Reinhard H.: Wenn es in Griechenland zum Äußersten kommen sollte, dann muss das neue Zahlungsmittel doch tonnenweise hergestellt werden. Das geht nicht über Nacht. Wo wird es gedruckt und geprägt? In England, In Deutschland? Und wie lange dauert das? 

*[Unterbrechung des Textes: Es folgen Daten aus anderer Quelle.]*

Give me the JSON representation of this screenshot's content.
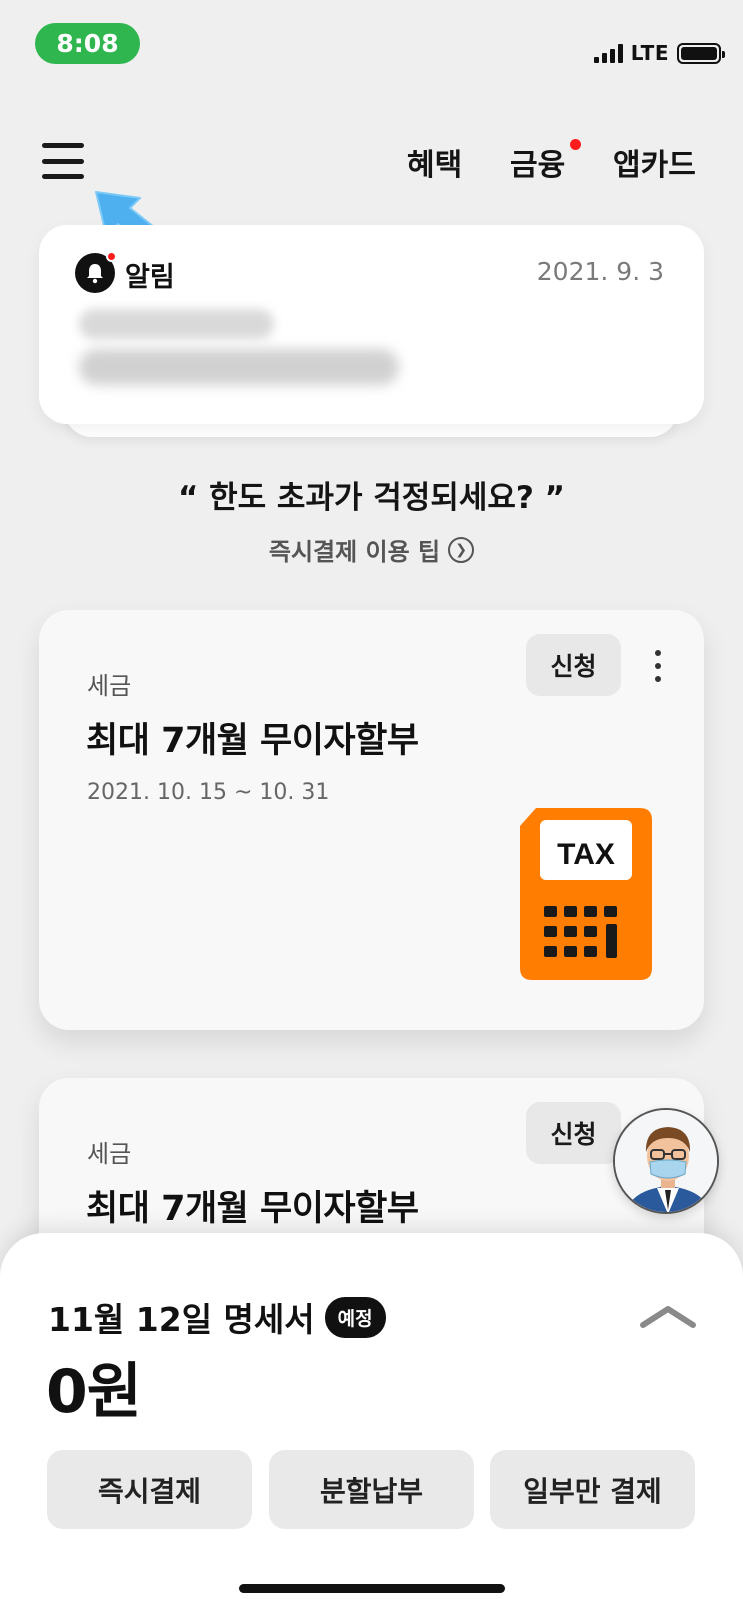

Ohne sich konkret zu Griechenland zu äußern, sagte die Banknotendruckerei Giesecke und Devrient, die unter anderem Euronoten herstellt, ganz allgemein: „Im Regelfall dauert es mindestens ein bis anderthalb Jahre, eine Währung ganz neu aufzusetzen.“ So viel Zeit dürfte Griechenland nicht haben. Am einfachsten wäre es daher, die bestehenden Euroscheine umzustempeln oder auf andere Art optisch zu verändern, etwa, indem eine Ecke abgeschnitten wird. „Diese Lösung wurde auch in der Vergangenheit schon gewählt, wenn den Ländern keine Zeit blieb“, sagt Thomas Mayer, Gründungsdirektor von Flossbach von Storch Research. Aber: Konkretes ist bislang nicht bekannt.

Birger L.: Was steht in dem letzten Vorschlag der Eurogruppe vom 25. Juni? 

Für den Hauhalt wurden Sparziele bis 2018 definiert. Erreicht werden sollten die dafür notwendigen Mehreinnahmen mit der Anhebung der Mehrwert- und der Unternehmenssteuer.

• Mehr Steuern: Zudem sollte für Yachten mit zehn Meter Länge und mehr die Steuer von 10 auf 13 Prozent erhöht werden. Bei Änderungen der Immobiliensteuer soll es unterm Strich aber bei Einnahmen von 2,65 Milliarden Euro bleiben. Für Fernsehwerbung soll eine Steuer erhoben werden. TV-Lizenzen sollen ausgeschrieben, Einnahmen aus Mobilfunklizenzen erwirtschaftet werden. Elektronische Wetten sollen besteuert werden. Die Militärausgaben sollten um 200 Millionen Euro reduziert werden.

• Renten: Bei den Renten sollen Einsparungen von 0,25 bis 0,5 Prozent der Wirtschaftsleistung in 2015 and 1 Prozent ab 2016 und Folgejahre bringen. Anreize zur Frühverrentung sollen reduziert werden. Bis 2022 soll das gesetzliche Renteneintrittsalter auf 67 Jahre erhöht werden und auf 62 Jahre bei 40 Beitragsjahren. Es gibt bestimmte Ausnahmen. Die Krankenkassenbeiträge von Rentnern sollen von 4 auf 5 Prozent im Schnitt erhöht und auf andere Pensionen erweitert werden.